Nobel Award Recognizes Pioneering Immune System Research

This year's Nobel Prize in medical science has been awarded for revolutionary findings that clarify how the body's defense network attacks harmful infections while sparing the healthy tissues.

A trio of esteemed researchers—Japan's Shimon Sakaguchi and US experts Dr. Brunkow and Dr. Ramsdell—share this honor.

Their research uncovered unique "security guards" within the defense system that remove rogue defense cells that could attacking the body.

These discoveries are now enabling new treatments for autoimmune diseases and cancer.

These winners will share a prize fund worth 11 million Swedish kronor.

Decisive Findings

"Their work has been decisive for understanding how the body's defenses functions and why we do not all suffer from serious self-attack conditions," stated the head of the Nobel Committee.

This team's research explain a fundamental question: In what way does the defense system defend us from countless invaders while leaving our healthy cells intact?

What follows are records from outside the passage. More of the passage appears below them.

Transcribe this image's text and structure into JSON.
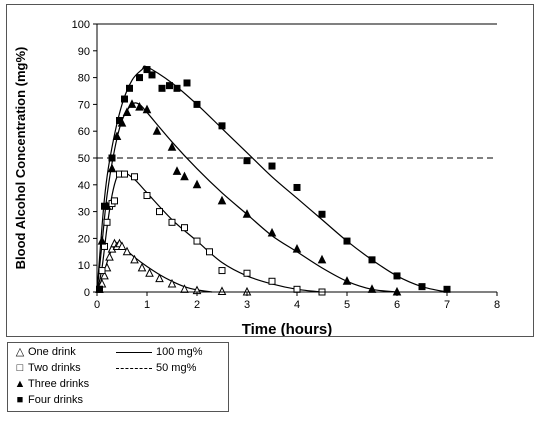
{
  "chart_data": {
    "type": "scatter",
    "title": "",
    "xlabel": "Time (hours)",
    "ylabel": "Blood Alcohol Concentration (mg%)",
    "xlim": [
      0,
      8
    ],
    "ylim": [
      0,
      100
    ],
    "xticks": [
      "0",
      "1",
      "2",
      "3",
      "4",
      "5",
      "6",
      "7",
      "8"
    ],
    "yticks": [
      "0",
      "10",
      "20",
      "30",
      "40",
      "50",
      "60",
      "70",
      "80",
      "90",
      "100"
    ],
    "reference_lines": [
      {
        "label": "100 mg%",
        "y": 100,
        "style": "solid"
      },
      {
        "label": "50 mg%",
        "y": 50,
        "style": "dashed"
      }
    ],
    "legend_position": "bottom-left, below chart",
    "series": [
      {
        "name": "One drink",
        "marker": "open-triangle",
        "points": [
          [
            0.05,
            1
          ],
          [
            0.1,
            3
          ],
          [
            0.15,
            6
          ],
          [
            0.2,
            9
          ],
          [
            0.25,
            13
          ],
          [
            0.3,
            16
          ],
          [
            0.35,
            18
          ],
          [
            0.4,
            17
          ],
          [
            0.45,
            18
          ],
          [
            0.5,
            17
          ],
          [
            0.6,
            15
          ],
          [
            0.75,
            12
          ],
          [
            0.9,
            9
          ],
          [
            1.05,
            7
          ],
          [
            1.25,
            5
          ],
          [
            1.5,
            3
          ],
          [
            1.75,
            1
          ],
          [
            2.0,
            0.5
          ],
          [
            2.5,
            0.2
          ],
          [
            3.0,
            0
          ]
        ],
        "curve": [
          [
            0,
            0
          ],
          [
            0.1,
            5
          ],
          [
            0.2,
            11
          ],
          [
            0.3,
            16
          ],
          [
            0.4,
            18
          ],
          [
            0.5,
            17
          ],
          [
            0.75,
            13
          ],
          [
            1.0,
            9.5
          ],
          [
            1.25,
            6.5
          ],
          [
            1.5,
            4
          ],
          [
            1.75,
            2
          ],
          [
            2.0,
            0.8
          ],
          [
            2.3,
            0
          ]
        ]
      },
      {
        "name": "Two drinks",
        "marker": "open-square",
        "points": [
          [
            0.05,
            1
          ],
          [
            0.1,
            8
          ],
          [
            0.15,
            17
          ],
          [
            0.2,
            26
          ],
          [
            0.25,
            32
          ],
          [
            0.3,
            33
          ],
          [
            0.35,
            34
          ],
          [
            0.45,
            44
          ],
          [
            0.55,
            44
          ],
          [
            0.75,
            43
          ],
          [
            1.0,
            36
          ],
          [
            1.25,
            30
          ],
          [
            1.5,
            26
          ],
          [
            1.75,
            24
          ],
          [
            2.0,
            19
          ],
          [
            2.25,
            15
          ],
          [
            2.5,
            8
          ],
          [
            3.0,
            7
          ],
          [
            3.5,
            4
          ],
          [
            4.0,
            1
          ],
          [
            4.5,
            0
          ]
        ],
        "curve": [
          [
            0,
            0
          ],
          [
            0.1,
            9
          ],
          [
            0.2,
            24
          ],
          [
            0.3,
            36
          ],
          [
            0.4,
            43
          ],
          [
            0.5,
            45
          ],
          [
            0.75,
            42
          ],
          [
            1.0,
            37
          ],
          [
            1.5,
            27
          ],
          [
            2.0,
            19
          ],
          [
            2.5,
            11
          ],
          [
            3.0,
            6
          ],
          [
            3.5,
            3
          ],
          [
            4.0,
            1
          ],
          [
            4.5,
            0
          ]
        ]
      },
      {
        "name": "Three drinks",
        "marker": "filled-triangle",
        "points": [
          [
            0.1,
            19
          ],
          [
            0.2,
            32
          ],
          [
            0.3,
            46
          ],
          [
            0.4,
            58
          ],
          [
            0.5,
            63
          ],
          [
            0.6,
            67
          ],
          [
            0.7,
            70
          ],
          [
            0.85,
            69
          ],
          [
            1.0,
            68
          ],
          [
            1.2,
            60
          ],
          [
            1.5,
            54
          ],
          [
            1.6,
            45
          ],
          [
            1.75,
            43
          ],
          [
            2.0,
            40
          ],
          [
            2.5,
            34
          ],
          [
            3.0,
            29
          ],
          [
            3.5,
            22
          ],
          [
            4.0,
            16
          ],
          [
            4.5,
            12
          ],
          [
            5.0,
            4
          ],
          [
            5.5,
            1
          ],
          [
            6.0,
            0
          ]
        ],
        "curve": [
          [
            0,
            0
          ],
          [
            0.1,
            18
          ],
          [
            0.2,
            36
          ],
          [
            0.35,
            53
          ],
          [
            0.5,
            64
          ],
          [
            0.7,
            70
          ],
          [
            0.85,
            70
          ],
          [
            1.0,
            67
          ],
          [
            1.5,
            56
          ],
          [
            2.0,
            46
          ],
          [
            2.5,
            37
          ],
          [
            3.0,
            29
          ],
          [
            3.5,
            21
          ],
          [
            4.0,
            15
          ],
          [
            4.5,
            9
          ],
          [
            5.0,
            4
          ],
          [
            5.5,
            1
          ],
          [
            6.0,
            0
          ]
        ]
      },
      {
        "name": "Four drinks",
        "marker": "filled-square",
        "points": [
          [
            0.05,
            1
          ],
          [
            0.15,
            32
          ],
          [
            0.3,
            50
          ],
          [
            0.45,
            64
          ],
          [
            0.55,
            72
          ],
          [
            0.65,
            76
          ],
          [
            0.85,
            80
          ],
          [
            1.0,
            83
          ],
          [
            1.1,
            81
          ],
          [
            1.3,
            76
          ],
          [
            1.45,
            77
          ],
          [
            1.6,
            76
          ],
          [
            1.8,
            78
          ],
          [
            2.0,
            70
          ],
          [
            2.5,
            62
          ],
          [
            3.0,
            49
          ],
          [
            3.5,
            47
          ],
          [
            4.0,
            39
          ],
          [
            4.5,
            29
          ],
          [
            5.0,
            19
          ],
          [
            5.5,
            12
          ],
          [
            6.0,
            6
          ],
          [
            6.5,
            2
          ],
          [
            7.0,
            1
          ]
        ],
        "curve": [
          [
            0,
            0
          ],
          [
            0.15,
            35
          ],
          [
            0.3,
            54
          ],
          [
            0.5,
            70
          ],
          [
            0.7,
            79
          ],
          [
            0.9,
            83
          ],
          [
            1.0,
            84
          ],
          [
            1.5,
            78
          ],
          [
            2.0,
            70
          ],
          [
            2.5,
            61
          ],
          [
            3.0,
            52
          ],
          [
            3.5,
            43
          ],
          [
            4.0,
            35
          ],
          [
            4.5,
            27
          ],
          [
            5.0,
            19
          ],
          [
            5.5,
            12
          ],
          [
            6.0,
            6
          ],
          [
            6.5,
            2
          ],
          [
            7.0,
            0
          ]
        ]
      }
    ]
  },
  "legend": {
    "markers": [
      {
        "symbol": "△",
        "label": "One drink"
      },
      {
        "symbol": "□",
        "label": "Two drinks"
      },
      {
        "symbol": "▲",
        "label": "Three drinks"
      },
      {
        "symbol": "■",
        "label": "Four drinks"
      }
    ],
    "lines": [
      {
        "label": "100 mg%",
        "style": "solid"
      },
      {
        "label": "50 mg%",
        "style": "dashed"
      }
    ]
  }
}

Our body's protection system employs white blood cells that search for indicators of infection, even viruses and bacteria it has never encountered.

These cells utilize sensors—known as recognition units—that are generated randomly in countless variations.

This gives the defense network the capacity to fight a broad range of threats, but the unpredictability of the process inevitably creates white blood cells that may attack the body.

Protectors of the Immune System

Scientists previously knew that some of these problematic white blood cells were destroyed in the thymus—where immune cells develop.

The latest award honors the discovery of regulatory T-cells—described as the body's "peacekeepers"—which patrol the system to neutralize any defenders that attack the healthy cells.

We know that this process fails in self-attack conditions such as type-1 diabetes, multiple sclerosis, and rheumatoid arthritis.

A Nobel panel added, "The findings have laid the foundation for a new field of investigation and spurred the development of innovative treatments, for instance for tumors and immune disorders."

In cancer, T-regs prevent the body from attacking the growth, so research are focused on lowering their numbers.

For autoimmune diseases, trials are exploring increasing regulatory T-cells so the body is not under attack. A similar approach could also be useful in reducing the chances of organ transplant failure.

Innovative Studies

Professor Shimon Sakaguchi, from a Japanese institution, performed experiments on rodents that had their thymus extracted, causing self-attack conditions.

He demonstrated that introducing immune cells from healthy mice could prevent the disease—implying there was a mechanism for preventing defenders from harming the body.

Mary Brunkow, from the a research center in Seattle, and Fred Ramsdell, currently at a biotech firm in a California city, were studying an inherited autoimmune disease in mice and humans that resulted in the discovery of a genetic factor critical for how regulatory T-cells function.

"The groundbreaking work has uncovered how the immune system is kept in check by regulatory T cells, stopping it from accidentally targeting the healthy cells," said a leading biological science expert.

"The work is a remarkable illustration of how basic physiological study can have broad consequences for human health."